A Londra ho visto un amico che ha in programma di andare al “concerto degli Abba”: ovvero una cosa con gli ologrammi degli Abba che andrà avanti sette mesi in uno spazio costruito apposta, e c’è dibattito tra i fan.
Quarant’anni fa oggi fu presentato a Cannes The wall , il film tratto dal disco dei Pink Floyd , che io diciottenne trovai stupendo e mi ricordo che cercai di ottenere invano l’interesse di mio padre per un simile capolavoro: non è che fosse in effetti un simile capolavoro, realizzai molti anni dopo, a parte avere le canzoni del disco, ed è diventato un severo monito per me del fatto che un sacco di volte i vecchi (vecchi, mo’: mio padre aveva quarant’anni, allora) la sanno più lunga e ne hanno viste parecchie, per quanto noiosi suoniamo anche a noi stessi.
Both sides now
Joni Mitchell
Both sides now su Spotify c’è nella versione antica in una compilation (lei ha sbaraccato da Spotify)
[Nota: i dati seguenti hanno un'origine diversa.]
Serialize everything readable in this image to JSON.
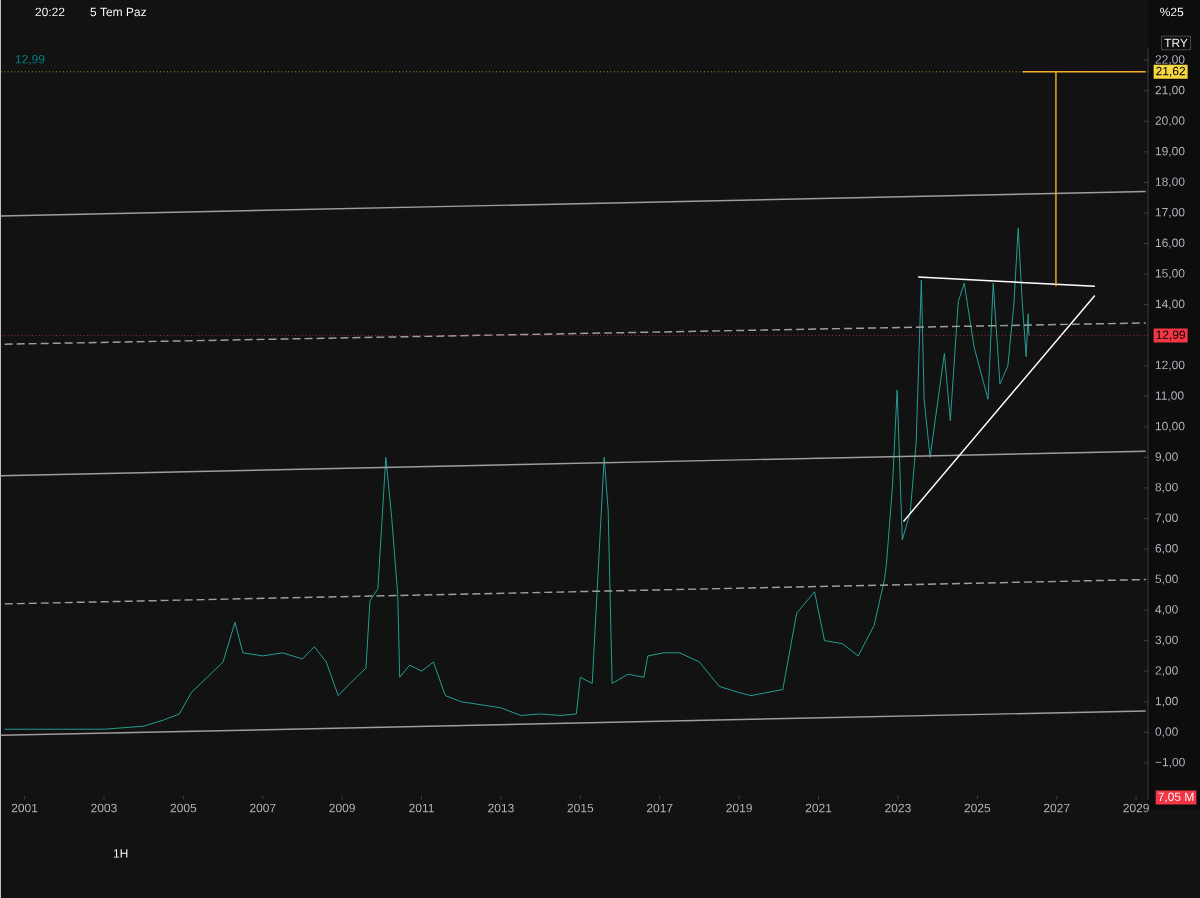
{
  "chart_data": {
    "type": "line",
    "xlim": [
      2000.4,
      2029.3
    ],
    "ylim": [
      -2.2,
      22.4
    ],
    "xticks": [
      2001,
      2003,
      2005,
      2007,
      2009,
      2011,
      2013,
      2015,
      2017,
      2019,
      2021,
      2023,
      2025,
      2027,
      2029
    ],
    "yticks": [
      {
        "value": -1,
        "label": "−1,00"
      },
      {
        "value": 0,
        "label": "0,00"
      },
      {
        "value": 1,
        "label": "1,00"
      },
      {
        "value": 2,
        "label": "2,00"
      },
      {
        "value": 3,
        "label": "3,00"
      },
      {
        "value": 4,
        "label": "4,00"
      },
      {
        "value": 5,
        "label": "5,00"
      },
      {
        "value": 6,
        "label": "6,00"
      },
      {
        "value": 7,
        "label": "7,00"
      },
      {
        "value": 8,
        "label": "8,00"
      },
      {
        "value": 9,
        "label": "9,00"
      },
      {
        "value": 10,
        "label": "10,00"
      },
      {
        "value": 11,
        "label": "11,00"
      },
      {
        "value": 12,
        "label": "12,00"
      },
      {
        "value": 14,
        "label": "14,00"
      },
      {
        "value": 15,
        "label": "15,00"
      },
      {
        "value": 16,
        "label": "16,00"
      },
      {
        "value": 17,
        "label": "17,00"
      },
      {
        "value": 18,
        "label": "18,00"
      },
      {
        "value": 19,
        "label": "19,00"
      },
      {
        "value": 20,
        "label": "20,00"
      },
      {
        "value": 21,
        "label": "21,00"
      },
      {
        "value": 22,
        "label": "22,00"
      }
    ],
    "series": [
      {
        "color": "#26a69a",
        "x": [
          2000.5,
          2002,
          2003,
          2004,
          2004.5,
          2004.9,
          2005.2,
          2005.6,
          2006.0,
          2006.3,
          2006.5,
          2007,
          2007.5,
          2008,
          2008.3,
          2008.6,
          2008.9,
          2009.2,
          2009.6,
          2009.7,
          2009.9,
          2010.1,
          2010.25,
          2010.4,
          2010.45,
          2010.7,
          2011,
          2011.3,
          2011.6,
          2012,
          2012.5,
          2013,
          2013.5,
          2014,
          2014.5,
          2014.9,
          2015.0,
          2015.3,
          2015.6,
          2015.7,
          2015.8,
          2016.2,
          2016.6,
          2016.7,
          2017.1,
          2017.5,
          2018,
          2018.5,
          2019.0,
          2019.3,
          2019.7,
          2020.1,
          2020.45,
          2020.9,
          2021.15,
          2021.6,
          2022.0,
          2022.4,
          2022.66,
          2022.71,
          2022.86,
          2022.98,
          2023.11,
          2023.31,
          2023.46,
          2023.59,
          2023.66,
          2023.81,
          2024.17,
          2024.32,
          2024.52,
          2024.67,
          2024.92,
          2025.27,
          2025.4,
          2025.57,
          2025.77,
          2025.92,
          2026.03,
          2026.13,
          2026.23,
          2026.28,
          2026.3
        ],
        "values": [
          0.1,
          0.1,
          0.1,
          0.2,
          0.4,
          0.6,
          1.3,
          1.8,
          2.3,
          3.6,
          2.6,
          2.5,
          2.6,
          2.4,
          2.8,
          2.3,
          1.2,
          1.6,
          2.1,
          4.3,
          4.7,
          9.0,
          7.0,
          4.5,
          1.8,
          2.2,
          2.0,
          2.3,
          1.2,
          1.0,
          0.9,
          0.8,
          0.55,
          0.6,
          0.55,
          0.6,
          1.8,
          1.6,
          9.0,
          7.3,
          1.6,
          1.9,
          1.8,
          2.5,
          2.6,
          2.6,
          2.3,
          1.5,
          1.3,
          1.2,
          1.3,
          1.4,
          3.9,
          4.6,
          3.0,
          2.9,
          2.5,
          3.5,
          5.0,
          5.5,
          8.0,
          11.2,
          6.3,
          7.2,
          9.5,
          14.8,
          10.9,
          9.0,
          12.4,
          10.2,
          14.1,
          14.7,
          12.6,
          10.9,
          14.7,
          11.4,
          12.0,
          14.0,
          16.5,
          14.1,
          12.3,
          13.7,
          12.99
        ]
      },
      {
        "color": "#9e9e9e",
        "x": [
          2000.4,
          2029.24
        ],
        "values": [
          16.9,
          17.7
        ]
      },
      {
        "color": "#9e9e9e",
        "x": [
          2000.4,
          2029.24
        ],
        "values": [
          8.4,
          9.2
        ]
      },
      {
        "color": "#9e9e9e",
        "x": [
          2000.4,
          2029.24
        ],
        "values": [
          -0.1,
          0.7
        ]
      },
      {
        "color": "#9e9e9e",
        "line_style": "dashed",
        "x": [
          2000.4,
          2029.24
        ],
        "values": [
          4.2,
          5.0
        ]
      },
      {
        "color": "#9e9e9e",
        "line_style": "dashed",
        "x": [
          2000.4,
          2029.24
        ],
        "values": [
          12.7,
          13.4
        ]
      },
      {
        "color": "#ffffff",
        "x": [
          2023.51,
          2027.96
        ],
        "values": [
          14.9,
          14.6
        ]
      },
      {
        "color": "#ffffff",
        "x": [
          2023.14,
          2027.96
        ],
        "values": [
          6.9,
          14.3
        ]
      },
      {
        "color": "#f5a623",
        "x": [
          2026.98,
          2026.98
        ],
        "values": [
          14.6,
          21.62
        ]
      },
      {
        "color": "#f5a623",
        "x": [
          2026.14,
          2029.24
        ],
        "values": [
          21.62,
          21.62
        ]
      }
    ],
    "ref_lines": [
      {
        "axis": "y",
        "value": 21.62,
        "label": "21,62",
        "color": "#f5d742",
        "line_style": "dotted"
      },
      {
        "axis": "y",
        "value": 12.99,
        "label": "12,99",
        "color": "#f23645",
        "line_style": "dotted"
      }
    ],
    "annotations": [
      "20:22",
      "5 Tem Paz",
      "%25",
      "12,99",
      "TRY",
      "7,05 M",
      "1H"
    ]
  }
}
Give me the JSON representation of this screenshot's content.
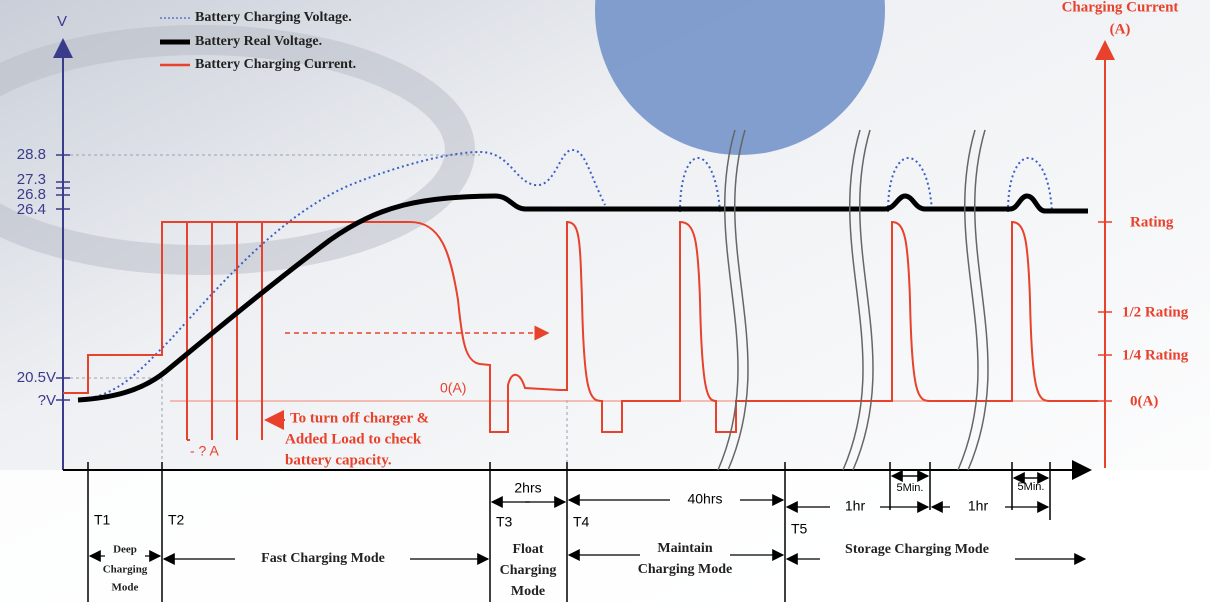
{
  "legend": [
    "Battery Charging Voltage.",
    "Battery Real Voltage.",
    "Battery Charging Current."
  ],
  "left_axis": {
    "title": "V",
    "ticks": [
      "28.8",
      "27.3",
      "26.8",
      "26.4",
      "20.5V",
      "?V"
    ]
  },
  "right_axis": {
    "title": [
      "Charging Current",
      "(A)"
    ],
    "ticks": [
      "Rating",
      "1/2 Rating",
      "1/4 Rating",
      "0(A)"
    ]
  },
  "annotations": {
    "zero": "0(A)",
    "negative": "- ? A",
    "note": [
      "To turn off charger &",
      "Added Load to check",
      "battery capacity."
    ]
  },
  "durations": [
    "2hrs",
    "40hrs",
    "1hr",
    "1hr",
    "5Min.",
    "5Min."
  ],
  "times": [
    "T1",
    "T2",
    "T3",
    "T4",
    "T5"
  ],
  "modes": [
    [
      "Deep",
      "Charging",
      "Mode"
    ],
    [
      "Fast Charging Mode"
    ],
    [
      "Float",
      "Charging",
      "Mode"
    ],
    [
      "Maintain",
      "Charging Mode"
    ],
    [
      "Storage Charging Mode"
    ]
  ]
}
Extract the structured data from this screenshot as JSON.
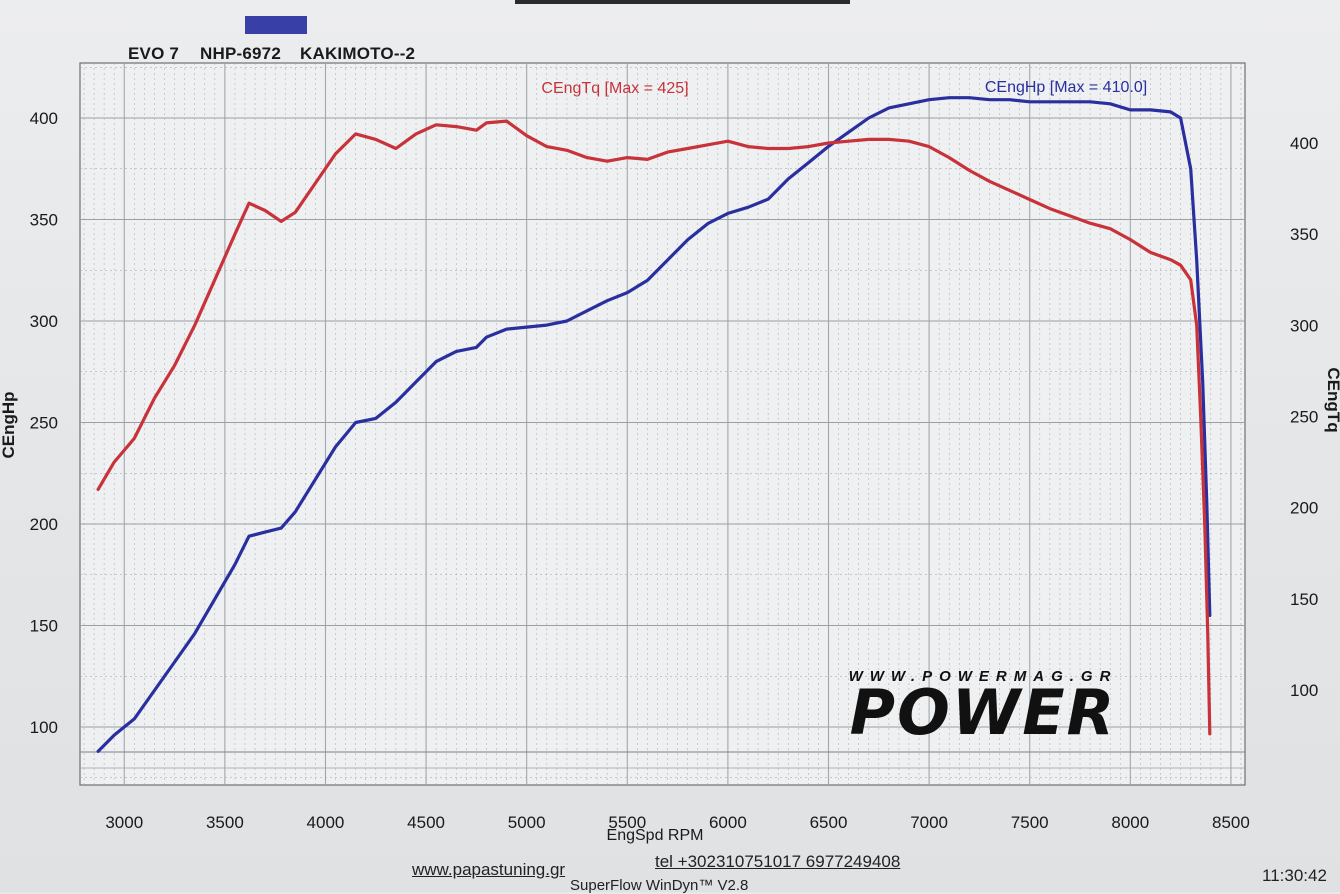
{
  "header": {
    "run_car": "EVO 7",
    "run_plate": "NHP-6972",
    "run_exhaust": "KAKIMOTO--2",
    "swatch_color": "#3840a8"
  },
  "footer": {
    "website": "www.papastuning.gr",
    "phone": "tel +302310751017  6977249408",
    "time": "11:30:42",
    "software": "SuperFlow WinDyn™ V2.8"
  },
  "watermark": {
    "url": "WWW.POWERMAG.GR",
    "logo": "POWER"
  },
  "chart_data": {
    "type": "line",
    "title": "",
    "xlabel": "EngSpd  RPM",
    "ylabel_left": "CEngHp",
    "ylabel_right": "CEngTq",
    "xlim": [
      2780,
      8570
    ],
    "x_ticks": [
      3000,
      3500,
      4000,
      4500,
      5000,
      5500,
      6000,
      6500,
      7000,
      7500,
      8000,
      8500
    ],
    "left_axis": {
      "ylim": [
        75,
        430
      ],
      "ticks": [
        100,
        150,
        200,
        250,
        300,
        350,
        400
      ]
    },
    "right_axis": {
      "ylim": [
        66,
        464
      ],
      "ticks": [
        100,
        150,
        200,
        250,
        300,
        350,
        400
      ]
    },
    "grid": true,
    "colors": {
      "hp": "#2a2fa0",
      "tq": "#c8323a",
      "grid": "#9aa0a6",
      "plot_bg": "#eef0f1"
    },
    "series": [
      {
        "name": "CEngHp [Max = 410.0]",
        "axis": "left",
        "color": "#2a2fa0",
        "x": [
          2870,
          2950,
          3050,
          3150,
          3250,
          3350,
          3450,
          3550,
          3620,
          3700,
          3780,
          3850,
          3950,
          4050,
          4150,
          4250,
          4350,
          4450,
          4550,
          4650,
          4750,
          4800,
          4900,
          5000,
          5100,
          5200,
          5300,
          5400,
          5500,
          5600,
          5700,
          5800,
          5900,
          6000,
          6100,
          6200,
          6300,
          6400,
          6500,
          6600,
          6700,
          6800,
          6900,
          7000,
          7100,
          7200,
          7300,
          7400,
          7500,
          7600,
          7700,
          7800,
          7900,
          8000,
          8100,
          8200,
          8250,
          8300,
          8330,
          8360,
          8380,
          8395
        ],
        "values": [
          88,
          96,
          104,
          118,
          132,
          146,
          163,
          180,
          194,
          196,
          198,
          206,
          222,
          238,
          250,
          252,
          260,
          270,
          280,
          285,
          287,
          292,
          296,
          297,
          298,
          300,
          305,
          310,
          314,
          320,
          330,
          340,
          348,
          353,
          356,
          360,
          370,
          378,
          386,
          393,
          400,
          405,
          407,
          409,
          410,
          410,
          409,
          409,
          408,
          408,
          408,
          408,
          407,
          404,
          404,
          403,
          400,
          375,
          330,
          270,
          210,
          155
        ]
      },
      {
        "name": "CEngTq [Max = 425]",
        "axis": "right",
        "color": "#c8323a",
        "x": [
          2870,
          2950,
          3050,
          3150,
          3250,
          3350,
          3450,
          3550,
          3620,
          3700,
          3780,
          3850,
          3950,
          4050,
          4150,
          4250,
          4350,
          4450,
          4550,
          4650,
          4750,
          4800,
          4900,
          5000,
          5100,
          5200,
          5300,
          5400,
          5500,
          5600,
          5700,
          5800,
          5900,
          6000,
          6100,
          6200,
          6300,
          6400,
          6500,
          6600,
          6700,
          6800,
          6900,
          7000,
          7100,
          7200,
          7300,
          7400,
          7500,
          7600,
          7700,
          7800,
          7900,
          8000,
          8100,
          8200,
          8250,
          8300,
          8330,
          8350,
          8370,
          8385,
          8395
        ],
        "values": [
          210,
          225,
          238,
          260,
          278,
          300,
          325,
          350,
          367,
          363,
          357,
          362,
          378,
          394,
          405,
          402,
          397,
          405,
          410,
          409,
          407,
          411,
          412,
          404,
          398,
          396,
          392,
          390,
          392,
          391,
          395,
          397,
          399,
          401,
          398,
          397,
          397,
          398,
          400,
          401,
          402,
          402,
          401,
          398,
          392,
          385,
          379,
          374,
          369,
          364,
          360,
          356,
          353,
          347,
          340,
          336,
          333,
          325,
          300,
          250,
          190,
          130,
          76
        ]
      }
    ],
    "annotations": [
      {
        "text": "CEngTq [Max = 425]",
        "series": "tq",
        "at_x": 4880
      },
      {
        "text": "CEngHp [Max = 410.0]",
        "series": "hp",
        "at_x": 7550
      }
    ]
  }
}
Both sides now su Apple Music
Both sides now su YouTube
Un paio di mesi fa Both sides of now è riapparsa facendo ancora meraviglie, 53 anni dopo la sua prima pubblicazione. È riapparsa sia nella puntata finale della seconda stagione della serie After life (puntata deludente e banale, rispetto alla bellezza della prima stagione) , sia nel film Coda (quello che ha vinto l’Oscar come miglior film e che il sempre ebbro titolismo italiano ha chiamato come una parodia di Boris , “I segni del cuore”), cantata dalla protagonista ma con apprezzamento su Twitter da parte di Joni Mitchell. Ma tra i precedenti del suo uso il più famoso è forse quello in Love actually (l’hanno anche cantata in molti altri nei decenni, cito solo Sinatra con un arrangiamento un po’ buttato via, ma è sempre Sinatra).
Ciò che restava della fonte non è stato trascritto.